The entrepreneur discusses the challenge of scaling an artisanal business and using an alternative way to reach international markets

The Business Owner: Harriet Hastings, Biscuiteers

Name: Harriet Hastings
Company: Biscuiteers
Founders: Harriet Hastings and Stevie Congdon
Location: London
Proposition: Why send flowers when you can send biscuits?

How is your business different from what’s already out there?

When we launched our business we were the first business of its kind. No one else was gifting hand-iced biscuits in this way. As the sector and the market has grown, I think what now defines us is the quality of our packaging and our designs.

How did you finance your business?

Initially, and luckily, my husband has a catering and events company which is called Lettice. As a result of that he had an industrial kitchen, so we sort of incubated biscuiteers out of his company.

What is the most important thing to keep track of in business and why?

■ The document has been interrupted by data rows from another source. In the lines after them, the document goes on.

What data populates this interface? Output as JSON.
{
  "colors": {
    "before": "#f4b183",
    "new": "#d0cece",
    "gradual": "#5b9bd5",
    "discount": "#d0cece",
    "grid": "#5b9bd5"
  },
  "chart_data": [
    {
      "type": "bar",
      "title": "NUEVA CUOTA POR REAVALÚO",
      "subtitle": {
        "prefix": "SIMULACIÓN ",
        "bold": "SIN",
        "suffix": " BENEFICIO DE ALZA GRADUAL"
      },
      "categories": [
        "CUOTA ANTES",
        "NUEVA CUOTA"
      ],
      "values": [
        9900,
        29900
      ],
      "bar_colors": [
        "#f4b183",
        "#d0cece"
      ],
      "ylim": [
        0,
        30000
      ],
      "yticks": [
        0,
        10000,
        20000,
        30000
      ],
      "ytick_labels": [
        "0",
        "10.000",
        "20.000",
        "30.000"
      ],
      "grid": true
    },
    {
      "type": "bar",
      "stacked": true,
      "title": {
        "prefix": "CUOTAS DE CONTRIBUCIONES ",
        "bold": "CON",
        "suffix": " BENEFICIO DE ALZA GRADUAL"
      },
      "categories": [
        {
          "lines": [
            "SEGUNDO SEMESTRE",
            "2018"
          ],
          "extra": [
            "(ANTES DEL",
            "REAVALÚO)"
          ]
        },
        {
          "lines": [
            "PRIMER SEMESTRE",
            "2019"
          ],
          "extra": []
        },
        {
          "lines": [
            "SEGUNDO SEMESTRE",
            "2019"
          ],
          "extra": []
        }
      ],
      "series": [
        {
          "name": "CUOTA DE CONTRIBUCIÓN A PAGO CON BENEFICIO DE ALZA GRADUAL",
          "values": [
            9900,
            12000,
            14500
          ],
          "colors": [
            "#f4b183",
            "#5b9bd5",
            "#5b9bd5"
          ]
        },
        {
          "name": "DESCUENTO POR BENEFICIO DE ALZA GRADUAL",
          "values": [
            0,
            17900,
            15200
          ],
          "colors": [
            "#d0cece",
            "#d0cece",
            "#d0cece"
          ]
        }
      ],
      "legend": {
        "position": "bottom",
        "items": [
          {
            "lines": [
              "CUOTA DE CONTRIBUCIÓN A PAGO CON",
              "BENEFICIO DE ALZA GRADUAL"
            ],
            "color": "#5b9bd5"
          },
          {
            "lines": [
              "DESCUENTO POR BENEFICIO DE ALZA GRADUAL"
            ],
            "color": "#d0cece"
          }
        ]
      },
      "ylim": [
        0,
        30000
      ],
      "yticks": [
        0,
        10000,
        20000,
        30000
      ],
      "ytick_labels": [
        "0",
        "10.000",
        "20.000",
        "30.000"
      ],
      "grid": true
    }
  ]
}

Cashflow. I think most people would say cash, it tends to be the thing that kills small businesses. I would say, because I look after that aspect of the business, the most important thing to making a business successful is the marketing.

What is the biggest day-to-day challenge you face?

We are an artisanal business. This means that one of the big and interesting things we’re doing right now is learning how to scale what is basically a completely handmade production line. Just to get the volume that we need has been really interesting, we’ve literally had to create our own processes and equipment, because really nothing existed like this.

What marketing techniques do you use to attract new customers?

An increasingly wide range, when we started we relied quite heavily on traditional media and PR because that’s a very cost effective way to reach customers.

But as we’ve got bigger we are relying more heavily on digital marketing techniques to reach customers as well.

Do you think it’s important for small businesses to export, any tips?

I think exporting is a great opportunity for a lot of businesses, however I also think there are a lot of different ways to reach international markets and they’re not always around export. In our case we are approaching it in a slightly different way and looking at international licensing.

What’s the business app you couldn’t do without?

I think Microsoft 365 is absolutely brilliant because it just means that everybody in the team can collaborate through email and documents, and everyone can work flexibly.

Describe your company’s culture in three words:

It’s hugely creative, it’s genuinely entrepreneurial in the sense that one of the great things about running a small business is that you have the capacity to give people the ability to explore their ideas and run with them in a way that in some large businesses may not be possible. And finally, it’s pretty frenetic – the speed at which things happen is pretty fast.

What would you like the government to do for small business?

Sort out business rates – we have been opening shops recently in London and the business rates are absolutely punitive.

Who’s your biggest small and medium enterprise hero?

Chrissie Rudders, The White Company. It’s a retail business like mine, with an incredibly good concept and has been really well executed.

Where do you want the business to be in three years?

Well, bigger. We’re definitely running the business for growth. We’re building out the multi-channel concept through shops and I think in three years we would expect to have more outlets and possibly slightly different formats. We’re also considering international licensing.

What’s your top tip for keeping it lean and making profit?

I think that it’s really about scrutinising spend to some degree. It’s amazing how creative you can be with quite a small budget, and I think one of the things that happens to large businesses is that they lose sight of the ability to do that. I’m always really looking constantly into how to get more value out of the things that we’re doing – particularly in marketing.

Marketing is one of our biggest areas of expenditure, also one of the most flexible, we’re really looking at what we can do without spending money – and it’s amazing what you can do if you come at it from that sort of angle.